By Heather Lalley
They started filing into a Spokane hotel meeting room not long after 8 a.m. Wednesday, clutching folders stuffed with paperwork.
A young woman in a pink "on the naughty list" T-shirt. An older man with gray stubble. Another man helping a child with a coloring book. Some limped in, others walked with canes and others appeared healthy.
But they all shared a goal: To qualify for doctor authorization to possess medical marijuana.
More than 50 people had appointments scheduled Wednesday at Spokane's monthly medical marijuana clinic at the Quality Inn. No walk-ins allowed.
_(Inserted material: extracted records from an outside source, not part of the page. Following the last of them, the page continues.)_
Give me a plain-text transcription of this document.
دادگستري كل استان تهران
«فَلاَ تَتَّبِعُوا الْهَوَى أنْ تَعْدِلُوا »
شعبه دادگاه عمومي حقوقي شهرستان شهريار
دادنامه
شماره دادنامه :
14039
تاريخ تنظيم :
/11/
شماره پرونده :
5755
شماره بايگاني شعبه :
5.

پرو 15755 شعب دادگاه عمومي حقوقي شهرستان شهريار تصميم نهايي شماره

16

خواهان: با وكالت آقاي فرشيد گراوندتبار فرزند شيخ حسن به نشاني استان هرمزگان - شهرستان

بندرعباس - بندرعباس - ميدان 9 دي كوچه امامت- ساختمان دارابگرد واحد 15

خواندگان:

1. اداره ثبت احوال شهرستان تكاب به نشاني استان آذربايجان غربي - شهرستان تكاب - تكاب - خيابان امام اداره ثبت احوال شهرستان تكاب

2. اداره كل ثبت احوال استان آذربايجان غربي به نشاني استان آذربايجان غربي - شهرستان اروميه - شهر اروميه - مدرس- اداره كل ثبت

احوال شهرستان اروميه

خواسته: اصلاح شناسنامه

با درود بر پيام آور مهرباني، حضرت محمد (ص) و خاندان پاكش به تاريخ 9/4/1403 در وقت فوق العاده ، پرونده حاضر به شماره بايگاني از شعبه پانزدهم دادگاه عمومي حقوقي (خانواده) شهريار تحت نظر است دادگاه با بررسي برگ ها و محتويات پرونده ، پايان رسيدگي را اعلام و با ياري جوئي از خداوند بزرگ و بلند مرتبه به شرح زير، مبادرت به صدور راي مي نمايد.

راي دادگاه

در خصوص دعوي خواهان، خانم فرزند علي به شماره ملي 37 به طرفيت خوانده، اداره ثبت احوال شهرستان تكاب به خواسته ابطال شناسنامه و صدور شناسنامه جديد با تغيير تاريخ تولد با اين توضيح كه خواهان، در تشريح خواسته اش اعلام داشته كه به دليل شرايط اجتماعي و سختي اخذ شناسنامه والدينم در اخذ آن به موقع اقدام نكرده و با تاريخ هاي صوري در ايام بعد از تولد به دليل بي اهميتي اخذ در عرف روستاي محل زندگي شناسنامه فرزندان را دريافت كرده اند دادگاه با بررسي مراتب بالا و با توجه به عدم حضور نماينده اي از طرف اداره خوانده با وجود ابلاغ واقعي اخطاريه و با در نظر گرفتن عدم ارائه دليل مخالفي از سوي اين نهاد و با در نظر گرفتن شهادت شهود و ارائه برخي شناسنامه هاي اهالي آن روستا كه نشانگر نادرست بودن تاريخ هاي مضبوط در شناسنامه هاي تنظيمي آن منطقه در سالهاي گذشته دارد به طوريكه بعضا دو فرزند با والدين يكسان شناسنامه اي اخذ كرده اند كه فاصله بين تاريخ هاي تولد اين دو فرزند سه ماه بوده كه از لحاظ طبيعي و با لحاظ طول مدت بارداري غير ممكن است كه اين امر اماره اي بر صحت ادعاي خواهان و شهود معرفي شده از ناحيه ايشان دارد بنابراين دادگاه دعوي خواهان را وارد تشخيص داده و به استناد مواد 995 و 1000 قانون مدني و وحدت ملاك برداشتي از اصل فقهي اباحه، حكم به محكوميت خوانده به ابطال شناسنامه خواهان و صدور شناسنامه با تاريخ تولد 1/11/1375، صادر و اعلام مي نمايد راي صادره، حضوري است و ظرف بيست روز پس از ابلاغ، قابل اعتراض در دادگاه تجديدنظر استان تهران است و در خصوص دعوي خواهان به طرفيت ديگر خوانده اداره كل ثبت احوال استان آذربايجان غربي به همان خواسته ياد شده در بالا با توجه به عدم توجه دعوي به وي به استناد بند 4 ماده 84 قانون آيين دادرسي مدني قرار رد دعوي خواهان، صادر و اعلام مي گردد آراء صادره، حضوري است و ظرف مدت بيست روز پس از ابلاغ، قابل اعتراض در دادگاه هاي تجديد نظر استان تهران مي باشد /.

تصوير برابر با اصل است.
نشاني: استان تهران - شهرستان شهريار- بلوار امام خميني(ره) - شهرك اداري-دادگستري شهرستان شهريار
"We've got a shortage of chairs and tables," said Henrik Rode, a Portland man working the check-in table. "A lot of times I feel more like a bouncer than a welcomer."
For the past year and a half, The Hemp and Cannabis Foundation in Portland has held monthly clinics in Spokane, in addition to several Oregon cities, Denver, and Honolulu and Hilo, Hawaii. The clinics have been so popular in Spokane that organizers are considering adding a second day each month.
Most of the patients suffer from chronic pain, but the Spokane clinic also draws a significant number of people with multiple sclerosis, given the high rate of the disease in the area, said Paul Stanford, THCF's founder.
Since 2001, the group has seen some 17,000 patients, about half of whom were seeking new prescriptions; the others wanted to renew their authorizations, Stanford said.